Buying into a franchise venture such as owning a chain of restaurants in Texas generally requires a proprietor to enter into a contract with the franchisor. Either party may file a legal action when there is reason to believe that a breach of the franchise agreement has occurred. The lawsuit may seek damages in addition to terminating the business or selling it back to the franchisor or another entrepreneur. 

The company that provides a license granting the right to do business under its brand name may have specific terms to abide by when operating as a franchisee. The contractual agreement may contain several provisions describing when a franchisor could move to terminate the contract with a franchisee and vice versa. 

Breaches that may lead to a franchisor seeking termination of a contract include refusing to pay franchise fees, insolvency or bankruptcy and neglecting the business. When a popular fast food franchisor received complaints of one of its franchisees failing to keep a restaurant clean, it terminated its franchise agreement and closed the location. 

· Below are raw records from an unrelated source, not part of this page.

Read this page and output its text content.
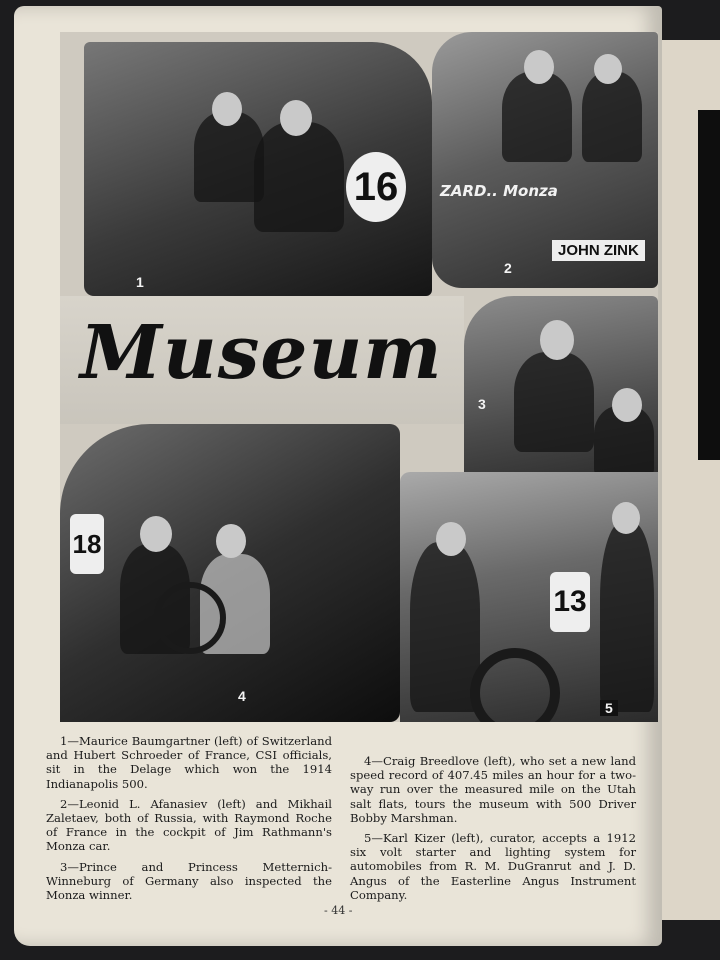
16
1
ZARD.. Monza
JOHN ZINK
2
Museum
3
18
4
13
5

1—Maurice Baumgartner (left) of Switzerland and Hubert Schroeder of France, CSI officials, sit in the Delage which won the 1914 Indianapolis 500.

2—Leonid L. Afanasiev (left) and Mikhail Zaletaev, both of Russia, with Raymond Roche of France in the cockpit of Jim Rathmann's Monza car.

3—Prince and Princess Metternich-Winneburg of Germany also inspected the Monza winner.

4—Craig Breedlove (left), who set a new land speed record of 407.45 miles an hour for a two-way run over the measured mile on the Utah salt flats, tours the museum with 500 Driver Bobby Marshman.

5—Karl Kizer (left), curator, accepts a 1912 six volt starter and lighting system for automobiles from R. M. DuGranrut and J. D. Angus of the Easterline Angus Instrument Company.

- 44 -
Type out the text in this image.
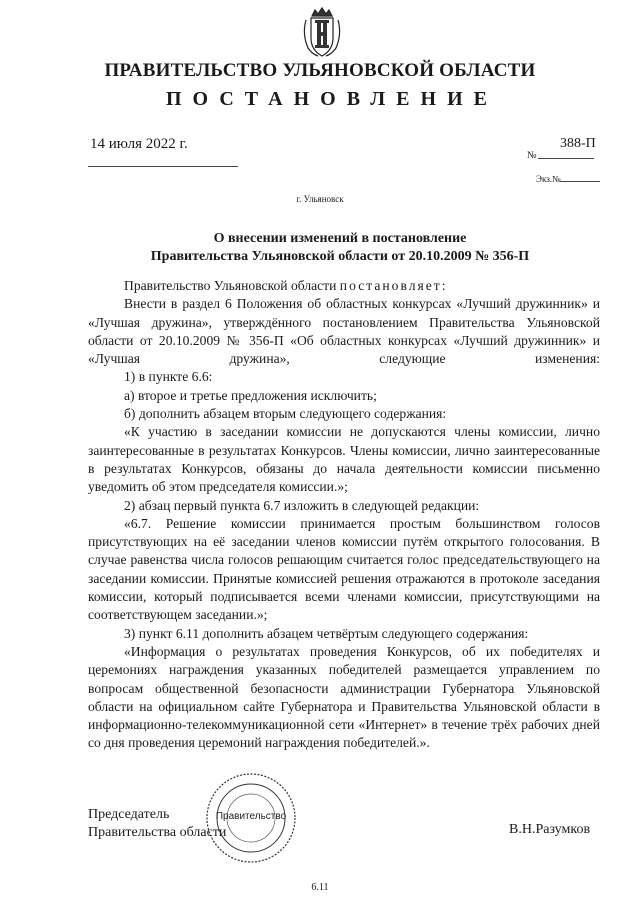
ПРАВИТЕЛЬСТВО УЛЬЯНОВСКОЙ ОБЛАСТИ
ПОСТАНОВЛЕНИЕ
14 июля 2022 г.
№
388-П
Экз.№
г. Ульяновск
О внесении изменений в постановление
Правительства Ульяновской области от 20.10.2009 № 356-П

Правительство Ульяновской области постановляет:

Внести в раздел 6 Положения об областных конкурсах «Лучший дружинник» и «Лучшая дружина», утверждённого постановлением Правительства Ульяновской области от 20.10.2009 № 356-П «Об областных конкурсах «Лучший дружинник» и «Лучшая дружина», следующие изменения:

1) в пункте 6.6:

а) второе и третье предложения исключить;

б) дополнить абзацем вторым следующего содержания:

«К участию в заседании комиссии не допускаются члены комиссии, лично заинтересованные в результатах Конкурсов. Члены комиссии, лично заинтересованные в результатах Конкурсов, обязаны до начала деятельности комиссии письменно уведомить об этом председателя комиссии.»;

2) абзац первый пункта 6.7 изложить в следующей редакции:

«6.7. Решение комиссии принимается простым большинством голосов присутствующих на её заседании членов комиссии путём открытого голосования. В случае равенства числа голосов решающим считается голос председательствующего на заседании комиссии. Принятые комиссией решения отражаются в протоколе заседания комиссии, который подписывается всеми членами комиссии, присутствующими на соответствующем заседании.»;

3) пункт 6.11 дополнить абзацем четвёртым следующего содержания:

«Информация о результатах проведения Конкурсов, об их победителях и церемониях награждения указанных победителей размещается управлением по вопросам общественной безопасности администрации Губернатора Ульяновской области на официальном сайте Губернатора и Правительства Ульяновской области в информационно-телекоммуникационной сети «Интернет» в течение трёх рабочих дней со дня проведения церемоний награждения победителей.».

Председатель
Правительства области
Правительство
В.Н.Разумков
6.11
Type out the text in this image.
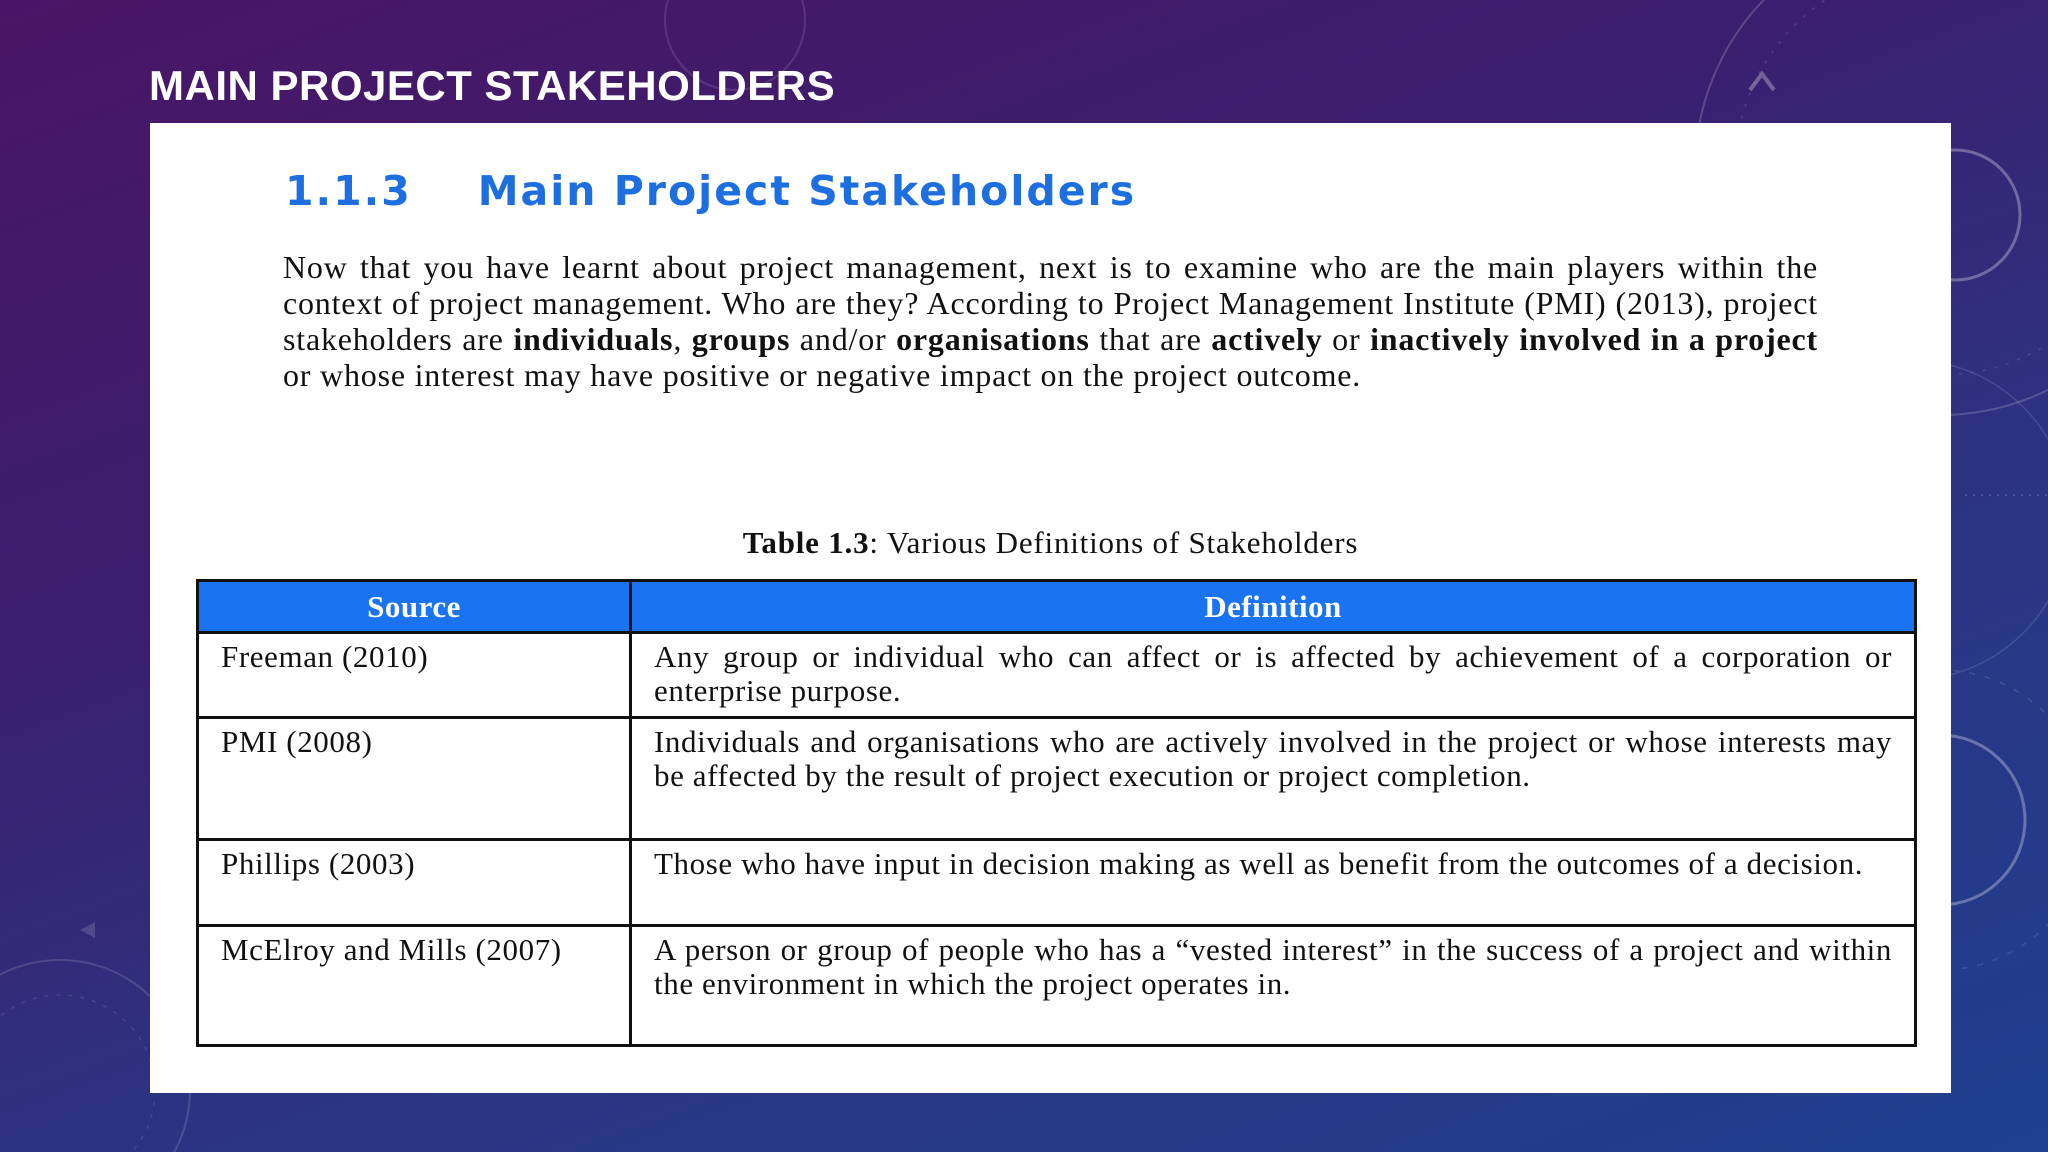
MAIN PROJECT STAKEHOLDERS
1.1.3 Main Project Stakeholders

Now that you have learnt about project management, next is to examine who are the main players within the context of project management. Who are they? According to Project Management Institute (PMI) (2013), project stakeholders are individuals, groups and/or organisations that are actively or inactively involved in a project or whose interest may have positive or negative impact on the project outcome.

Table 1.3: Various Definitions of Stakeholders
Source	Definition
Freeman (2010)	Any group or individual who can affect or is affected by achievement of a corporation or enterprise purpose.
PMI (2008)	Individuals and organisations who are actively involved in the project or whose interests may be affected by the result of project execution or project completion.
Phillips (2003)	Those who have input in decision making as well as benefit from the outcomes of a decision.
McElroy and Mills (2007)	A person or group of people who has a “vested interest” in the success of a project and within the environment in which the project operates in.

The company then filed a lawsuit to compel the franchisor to remove its brand name from all of the 37 locations that he operated throughout the Lone Star State. As reported by Restaurant Business, the parties settled the matter without closing any additional franchised restaurants owned and operated by the franchisee. 

The franchisor claimed in its lawsuit that the franchise agreement terminated immediately upon the franchisee’s gross negligence and he continued to operate his restaurants in breach of their contract. The franchisee, however, was able to prove that it was “improper” to terminate an agreement based on one location’s issue, a circumstance which did not reflect upon his 37 other locations.